Paul Thomas, Provenir
Should financial services companies making money-lending decisions use social media as a potential source of input to credit decisions? It’s something that has been debated in the industry and the media and is a concept the general public may find uncomfortable.
There is a general lack of understanding over what data could be used in this way, how it’s accessed and, in fact if it should be. Yet there can be benefits to lenders and borrowers alike of bolstering information used to determine credit worthiness with social media data. It can provide genuine demonstrations of behaviour that point to an individual’s capability and likelihood of meeting repayment terms. But the data generated by social media is vast and unstructured. The challenges around making it usable are many and significant.
There is much potential benefit to be gained in the SME sector, even though the focus on company use of social media tends to be on the consumer market. Fledgling businesses can hit a black spot in the processes, systems and procedures of banks. Their loan application isn’t treated as coming from an individual yet the start-up business has no financial history to plead its case. Banks stand to lose out if they can’t find a way through this as a start-up loan is likely to lead to a current account, a credit card and a banking relationship that could be potentially lucrative and long-term.
If lenders use the same tools they would use in assessing an individual loan application to assess that of a small business, they could make a more accurate, quicker decision.
It’s likely that, for consumers, we will see a gradual shift away from total resistance to the information they share through social channels being used by companies. People understand now that they leave a digital footprint. There is an element of expectation that companies selling to them will ‘know’ them.
Importantly, people don’t tend to conform to a lifecycle anymore that could previously have been considered ‘standard’ – mortgage, car loan, pension investment and so forth. They buy homes later – if at all – they may use car pools rather than own a car that depreciates; they may invest in property for their pension. All of which adds up to a lack of credit history, a smaller credit footprint in the financial data sources lenders are used to tapping into and being shut out of the financial eco-system.
Social media can provide valuable data where traditional sources yield little. Recourse to a predictive credit score generated from analysis of social media data could mean an application that would have been rejected, is approved. It is important to lenders to reduce the time it takes to grind through the decision mill to reach an ‘approve,’ ‘defer’ or ‘reject’ outcome. Applications sitting in the pipeline are of no benefit to lenders –they are a drain on resources – or frustrated borrowers.
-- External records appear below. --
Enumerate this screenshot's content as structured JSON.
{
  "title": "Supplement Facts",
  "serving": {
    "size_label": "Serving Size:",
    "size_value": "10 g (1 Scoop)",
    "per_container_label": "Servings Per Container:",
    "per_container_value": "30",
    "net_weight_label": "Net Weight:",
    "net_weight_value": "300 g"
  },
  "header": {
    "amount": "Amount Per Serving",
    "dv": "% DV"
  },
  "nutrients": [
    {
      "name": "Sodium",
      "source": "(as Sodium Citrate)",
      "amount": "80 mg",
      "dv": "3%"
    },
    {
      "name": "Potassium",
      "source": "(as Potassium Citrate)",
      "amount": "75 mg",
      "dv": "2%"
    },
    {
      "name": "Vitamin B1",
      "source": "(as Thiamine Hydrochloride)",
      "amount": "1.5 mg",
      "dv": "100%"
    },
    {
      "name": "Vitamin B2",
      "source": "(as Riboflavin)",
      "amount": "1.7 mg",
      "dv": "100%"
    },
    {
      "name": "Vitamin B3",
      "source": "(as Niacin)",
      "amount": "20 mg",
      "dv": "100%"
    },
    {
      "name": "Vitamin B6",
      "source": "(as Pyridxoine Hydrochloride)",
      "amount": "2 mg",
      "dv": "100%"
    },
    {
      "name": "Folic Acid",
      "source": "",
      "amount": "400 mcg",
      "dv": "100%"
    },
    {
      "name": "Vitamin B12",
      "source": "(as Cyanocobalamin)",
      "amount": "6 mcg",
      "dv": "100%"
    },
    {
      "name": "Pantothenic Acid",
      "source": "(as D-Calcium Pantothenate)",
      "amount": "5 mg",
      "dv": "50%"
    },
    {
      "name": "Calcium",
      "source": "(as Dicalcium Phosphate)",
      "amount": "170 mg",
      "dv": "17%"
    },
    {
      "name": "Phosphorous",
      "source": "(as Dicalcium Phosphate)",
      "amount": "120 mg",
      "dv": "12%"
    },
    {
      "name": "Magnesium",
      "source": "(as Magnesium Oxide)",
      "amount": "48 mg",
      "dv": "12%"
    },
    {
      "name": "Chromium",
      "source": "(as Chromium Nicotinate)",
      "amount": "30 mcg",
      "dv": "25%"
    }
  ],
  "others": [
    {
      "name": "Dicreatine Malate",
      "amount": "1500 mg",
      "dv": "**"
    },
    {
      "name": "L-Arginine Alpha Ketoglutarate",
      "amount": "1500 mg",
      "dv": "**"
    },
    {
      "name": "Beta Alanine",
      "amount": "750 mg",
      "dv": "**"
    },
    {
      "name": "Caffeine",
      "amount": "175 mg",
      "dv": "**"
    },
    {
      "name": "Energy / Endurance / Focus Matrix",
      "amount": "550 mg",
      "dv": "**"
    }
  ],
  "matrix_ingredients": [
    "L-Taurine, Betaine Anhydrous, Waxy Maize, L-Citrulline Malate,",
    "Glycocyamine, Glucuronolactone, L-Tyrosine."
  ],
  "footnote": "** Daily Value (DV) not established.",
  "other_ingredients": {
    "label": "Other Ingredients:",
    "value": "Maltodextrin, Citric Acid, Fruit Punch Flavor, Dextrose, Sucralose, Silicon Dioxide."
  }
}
As consumers become more savvy about the power of the information they share through their social network channels, so they may be more inclined to grant permission for it to be used. If it gets them what they want – an approved loan application –it can be a mutually beneficial information share. Effectively, their social media channels become their opportunity to sell themselves to would-be investors.
Integrating social media data analysis into risk assessment tools is not a simple process. Online platforms evolve and change their algorithms regularly. Credit scoring technology would need to keep up. Robust analysis needs to differentiate between relevant and irrelevant data; good and bad. The focus has to be on getting at just the core data that is going to be useful to the decision making process.
Then there are issues of security, regulation and data protection that need to be understood. As practicalities and questions of ethics are worked through over time, the issue of customer trust and faith needs to also be addressed. Customers need to see the benefit of the process but also be comfortable with the journey – for some, the end may justify the means; for some it may not.
Lenders want to tap into information sources easily without needing to change legacy systems – which is expensive and time consuming – so their integration needs to be simple and backward-compatible. Adding more information sources means more data – and the data out there is vast – so robust, automated data analytics are needed to turn that data into usable information that can be acted upon.
Money lending has a very long history and the tools used today for the assessment of creditworthiness are well established and heavily relied upon. Social media is the newcomer to the group, but data is king so it has the potential to firmly establish its place.
Its usefulness will need to be proven over time. Assessing predictions underpinned by social media data against a borrower’s actual proven ability to pay will help lenders understand if the additional data does in fact help them make the right decisions, quickly.
Paul Thomas is Managing Director of the risk lifecycle technology provider Provenir.